As usual, regulation is inefficient, implementations are poor, empire building and myths are rampant, etc. That there is no real change is actually intentional. The goal was not to change the norms of ethical behavior. It was to give a legal basis for enforcing the existing ethical behavior.

A strong part of this motivations was that the transition from paper to electronic records would also immensely increase the potential access to patient records by more people. In the paper records world it was difficult to exploit the records for unethical purposes, and the records were available primarily to people with strong ethical training. In the electronic world it is easy to exploit the records and many people who have access are from professions that lack strong ethical training.

As a parent who has had a concern severe enough to contact my public county officials, it has been more than disturbing to be told that under NO circumstances are the public servants allowed to advocate with a hospital due to HIPAA. In fact I was told their calling the hospital may well get them sued, so their attorneys have advised them not to.
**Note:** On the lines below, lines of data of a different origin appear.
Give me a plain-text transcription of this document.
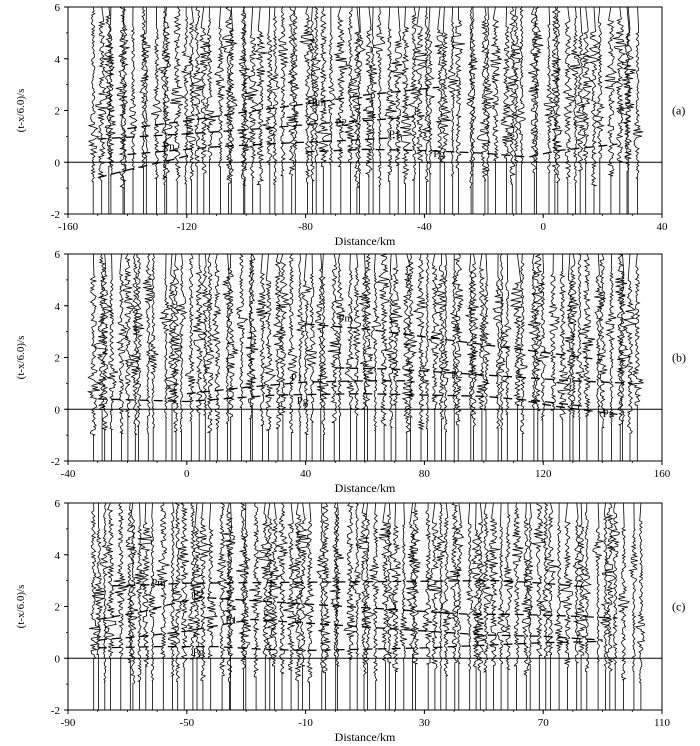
Pg
P1
P2
Pm
Pn
-160	-120	-80	-40	0	40
-2
0
2
4
6
Distance/km
(t-x/6.0)/s	(a)
Pg
P1	P2
Pm
Pn
-40	0	40	80	120	160
-2
0
2
4
6
Distance/km
(t-x/6.0)/s	(b)
Pg
P1
P2
Pm
-90	-50	-10	30	70	110
-2
0
2
4
6
Distance/km
(t-x/6.0)/s	(c)
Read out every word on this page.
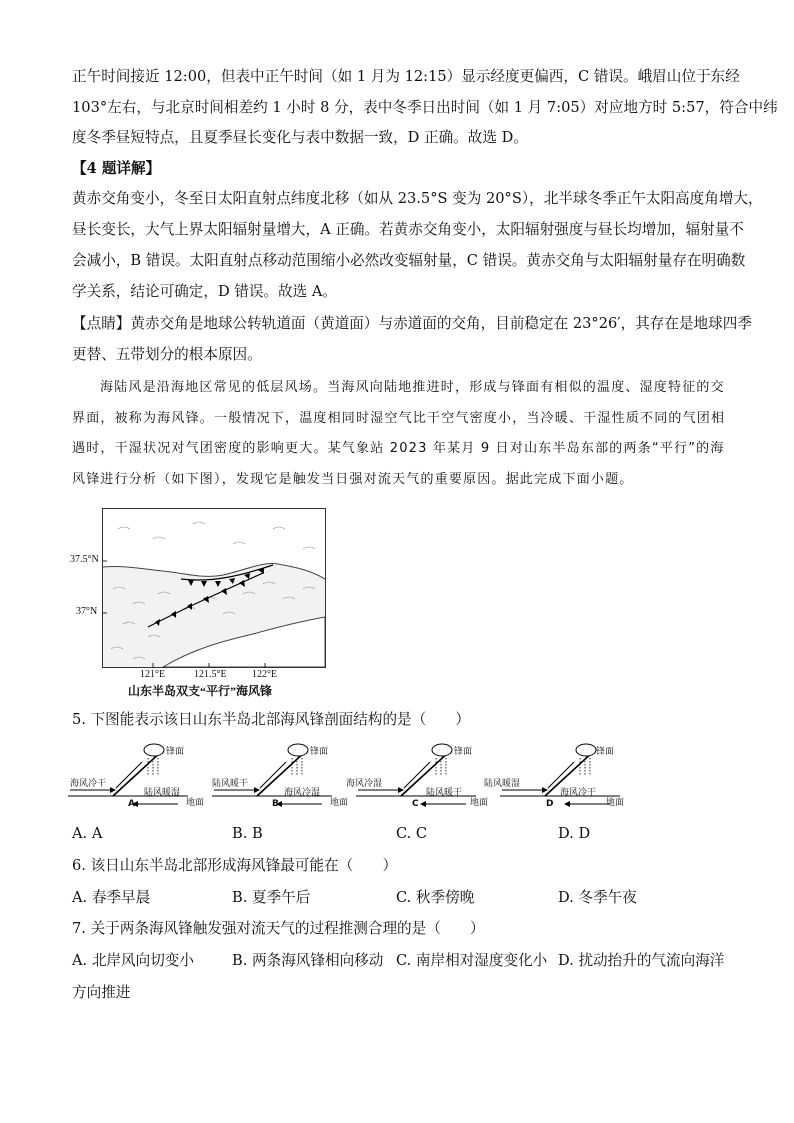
正午时间接近 12:00，但表中正午时间（如 1 月为 12:15）显示经度更偏西，C 错误。峨眉山位于东经

103°左右，与北京时间相差约 1 小时 8 分，表中冬季日出时间（如 1 月 7:05）对应地方时 5:57，符合中纬

度冬季昼短特点，且夏季昼长变化与表中数据一致，D 正确。故选 D。

【4 题详解】

黄赤交角变小，冬至日太阳直射点纬度北移（如从 23.5°S 变为 20°S），北半球冬季正午太阳高度角增大，

昼长变长，大气上界太阳辐射量增大，A 正确。若黄赤交角变小，太阳辐射强度与昼长均增加，辐射量不

会减小，B 错误。太阳直射点移动范围缩小必然改变辐射量，C 错误。黄赤交角与太阳辐射量存在明确数

学关系，结论可确定，D 错误。故选 A。

【点睛】黄赤交角是地球公转轨道面（黄道面）与赤道面的交角，目前稳定在 23°26′，其存在是地球四季

更替、五带划分的根本原因。

海陆风是沿海地区常见的低层风场。当海风向陆地推进时，形成与锋面有相似的温度、湿度特征的交

界面，被称为海风锋。一般情况下，温度相同时湿空气比干空气密度小，当冷暖、干湿性质不同的气团相

遇时，干湿状况对气团密度的影响更大。某气象站 2023 年某月 9 日对山东半岛东部的两条“平行”的海

风锋进行分析（如下图），发现它是触发当日强对流天气的重要原因。据此完成下面小题。

37.5°N
37°N
121°E	121.5°E	122°E
山东半岛双支“平行”海风锋
5. 下图能表示该日山东半岛北部海风锋剖面结构的是（　　）
锋面
海风冷干
陆风暖湿
地面
A
锋面
陆风暖干
海风冷湿
地面
B
锋面
海风冷湿
陆风暖干
地面
C
锋面
陆风暖湿
海风冷干
地面
D
A. A	B. B	C. C	D. D
6. 该日山东半岛北部形成海风锋最可能在（　　）
A. 春季早晨	B. 夏季午后	C. 秋季傍晚	D. 冬季午夜
7. 关于两条海风锋触发强对流天气的过程推测合理的是（　　）
A. 北岸风向切变小	B. 两条海风锋相向移动 C. 南岸相对湿度变化小 D. 扰动抬升的气流向海洋
方向推进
I was advised to contact the media (it was immediately taken care of that way)
This is a 4yr old child with facial damage from an accident and who needed surgery. The surgeon had secluded the surgery 5 times and canceled it due to operating room overbooking.
Due To HIPAA we were forced to have media attention shined on us, giving up all privacy of all kinds! It could have been taken care of quietly and privately by having the straight jacket of HIPAA striped away.

Brenda,
You bet others are in the same situation!  I tried today to talk to my daughter's psychiatrist – not to GET information but to give her some information – and was told "I'm sorry.  You're not on the HIPPA list".  That's right.  When my daughter becomes manic and delusional, she takes me off the list, along with anyone else who doesn't agree that "She's fine."  How can you ask a mentally ill patient how they are doing, when, in their opinion, everyone else has the problems – not her.  However, she is sleeping with friends, or in her car or the hospital waiting room, because she won't go home to her husband.  She talks (yells) incessantly, spends money like it is going out of style, and blames everyone else for not being educated about how to handle her.  How can she ever get help, if she won't let her family talk to her doctors? 
I'm sorry this is so incoherent, but this has been going on and getting worse and worse for the past 6 weeks.  But, as usual, a law with good intentions has some really bad results.  I, too, hate HIPPA.